This will add a quick note on how to install necessary Hadoop ecosystem by Installing Apache BigTop for Hadoop Development.
- Remember that we need a 64-bit OS to be able to run Big Data project.
- First, add a new repo. The latest BigTop repo (0.8.0) is located at http://www.apache.org/dist/bigtop/bigtop-0.8.0/repos/ and we just need to add appropriate repo for the current OS. For example, with CentOS 6:
[bash]wget -O /etc/yum.repos.d/bigtop.repo http://www.apache.org/dist/bigtop/bigtop-0.8.0/repos/centos6/bigtop.repo[/bash]
- Then, simply install your selected software within Apache BigTop.
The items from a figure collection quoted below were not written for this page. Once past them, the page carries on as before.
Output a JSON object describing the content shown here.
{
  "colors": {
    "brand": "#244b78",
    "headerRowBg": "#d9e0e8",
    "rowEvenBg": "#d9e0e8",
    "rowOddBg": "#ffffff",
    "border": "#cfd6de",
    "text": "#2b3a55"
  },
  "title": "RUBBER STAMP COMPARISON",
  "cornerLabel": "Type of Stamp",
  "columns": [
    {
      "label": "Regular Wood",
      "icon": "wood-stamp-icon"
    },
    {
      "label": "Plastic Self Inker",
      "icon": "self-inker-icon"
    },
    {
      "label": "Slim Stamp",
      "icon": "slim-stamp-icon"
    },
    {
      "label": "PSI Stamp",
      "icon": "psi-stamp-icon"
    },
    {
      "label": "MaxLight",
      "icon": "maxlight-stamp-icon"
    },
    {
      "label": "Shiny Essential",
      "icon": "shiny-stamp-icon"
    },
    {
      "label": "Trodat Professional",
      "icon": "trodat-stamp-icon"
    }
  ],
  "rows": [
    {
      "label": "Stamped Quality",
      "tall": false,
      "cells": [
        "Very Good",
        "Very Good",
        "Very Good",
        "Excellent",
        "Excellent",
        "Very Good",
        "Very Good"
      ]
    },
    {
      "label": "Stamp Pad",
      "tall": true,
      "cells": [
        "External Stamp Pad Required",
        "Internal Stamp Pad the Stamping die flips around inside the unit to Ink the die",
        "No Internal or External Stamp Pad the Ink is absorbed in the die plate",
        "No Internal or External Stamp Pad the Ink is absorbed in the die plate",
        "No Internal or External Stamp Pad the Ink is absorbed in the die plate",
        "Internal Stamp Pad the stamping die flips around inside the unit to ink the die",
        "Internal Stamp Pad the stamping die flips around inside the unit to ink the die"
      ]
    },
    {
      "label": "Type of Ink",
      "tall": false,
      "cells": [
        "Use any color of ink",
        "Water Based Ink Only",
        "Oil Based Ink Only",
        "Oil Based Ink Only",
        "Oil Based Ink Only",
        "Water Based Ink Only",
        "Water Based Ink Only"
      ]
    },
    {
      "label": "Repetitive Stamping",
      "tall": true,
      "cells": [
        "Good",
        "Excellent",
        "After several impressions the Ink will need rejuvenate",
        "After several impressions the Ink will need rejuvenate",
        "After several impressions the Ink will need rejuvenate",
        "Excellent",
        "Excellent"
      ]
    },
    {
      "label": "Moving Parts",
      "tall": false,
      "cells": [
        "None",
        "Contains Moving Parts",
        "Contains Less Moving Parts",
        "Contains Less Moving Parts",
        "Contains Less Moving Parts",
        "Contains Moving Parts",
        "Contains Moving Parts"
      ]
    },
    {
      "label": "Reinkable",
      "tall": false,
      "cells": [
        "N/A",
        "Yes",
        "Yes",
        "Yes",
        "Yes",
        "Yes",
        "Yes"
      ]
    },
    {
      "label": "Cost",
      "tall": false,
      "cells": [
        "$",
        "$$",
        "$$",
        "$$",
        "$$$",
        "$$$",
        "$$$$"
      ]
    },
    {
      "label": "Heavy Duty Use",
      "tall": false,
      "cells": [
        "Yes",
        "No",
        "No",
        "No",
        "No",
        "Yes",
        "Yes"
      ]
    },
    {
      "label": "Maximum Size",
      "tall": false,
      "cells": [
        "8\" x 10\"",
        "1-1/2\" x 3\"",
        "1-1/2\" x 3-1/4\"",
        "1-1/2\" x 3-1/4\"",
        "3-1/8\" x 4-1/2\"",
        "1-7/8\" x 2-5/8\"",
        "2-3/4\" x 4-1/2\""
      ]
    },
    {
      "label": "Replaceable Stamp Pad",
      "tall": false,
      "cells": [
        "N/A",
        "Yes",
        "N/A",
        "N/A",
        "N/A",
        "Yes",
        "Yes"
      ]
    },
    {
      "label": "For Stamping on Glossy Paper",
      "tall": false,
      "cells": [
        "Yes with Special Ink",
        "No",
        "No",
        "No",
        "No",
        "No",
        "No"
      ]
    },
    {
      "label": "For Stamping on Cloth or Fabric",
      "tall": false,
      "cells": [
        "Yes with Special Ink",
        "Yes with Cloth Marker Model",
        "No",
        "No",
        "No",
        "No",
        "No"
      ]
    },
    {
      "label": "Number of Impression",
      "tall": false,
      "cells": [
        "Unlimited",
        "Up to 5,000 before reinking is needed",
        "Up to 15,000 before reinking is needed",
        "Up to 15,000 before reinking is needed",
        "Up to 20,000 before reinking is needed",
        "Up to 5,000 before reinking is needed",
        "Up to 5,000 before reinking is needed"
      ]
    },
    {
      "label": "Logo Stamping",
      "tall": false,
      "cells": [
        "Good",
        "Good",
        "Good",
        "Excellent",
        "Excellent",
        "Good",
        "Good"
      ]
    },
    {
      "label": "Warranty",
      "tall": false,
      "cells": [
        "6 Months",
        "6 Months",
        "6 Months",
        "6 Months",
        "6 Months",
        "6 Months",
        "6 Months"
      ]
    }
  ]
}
E.g.
[bash]yum install hadoop\* mahout\* oozie\* hbase\* hive\* hue\* pig\* zookeeper\*[/bash]
- We then need Java environment for all BigTop programs
[bash]sudo yum install java-1.7.0-openjdk-devel.x86_64[/bash]
- Format the NameNode:
[bash]sudo /etc/init.d/hadoop-hdfs-namenode init[/bash]
- Start the Hadoop services for your pseudodistributed cluster:
[bash]for i in hadoop-hdfs-namenode hadoop-hdfs-datanode ; \
do sudo service $i start ; done[/bash] - Create a sub-directory structure in HDFS:
[bash]sudo /usr/lib/hadoop/libexec/init-hdfs.sh[/bash]
- Start the YARN daemons:
[bash]sudo service hadoop-yarn-resourcemanager start
sudo service hadoop-yarn-nodemanager start[/bash]
The above steps will reduce much effort spent for installing and linking compatible softwares if we only install each package :-). Of course we can still use other built-in package such as CloudEra or Hortonworks’ ones.
Troubleshooting for Noobs
1. If there is “org.apache.hadoop.security.AccessControlException” relates to “/tmp/hadoop-yarn” while running hadoop/pig/etc. scripts, it is due to the permission on the tmp folder. Do not be frustrated, just run
[bash]sudo -u hdfs hadoop fs -chmod -R 777 /tmp/hadoop-yarn[/bash]
and you will be fine 🙂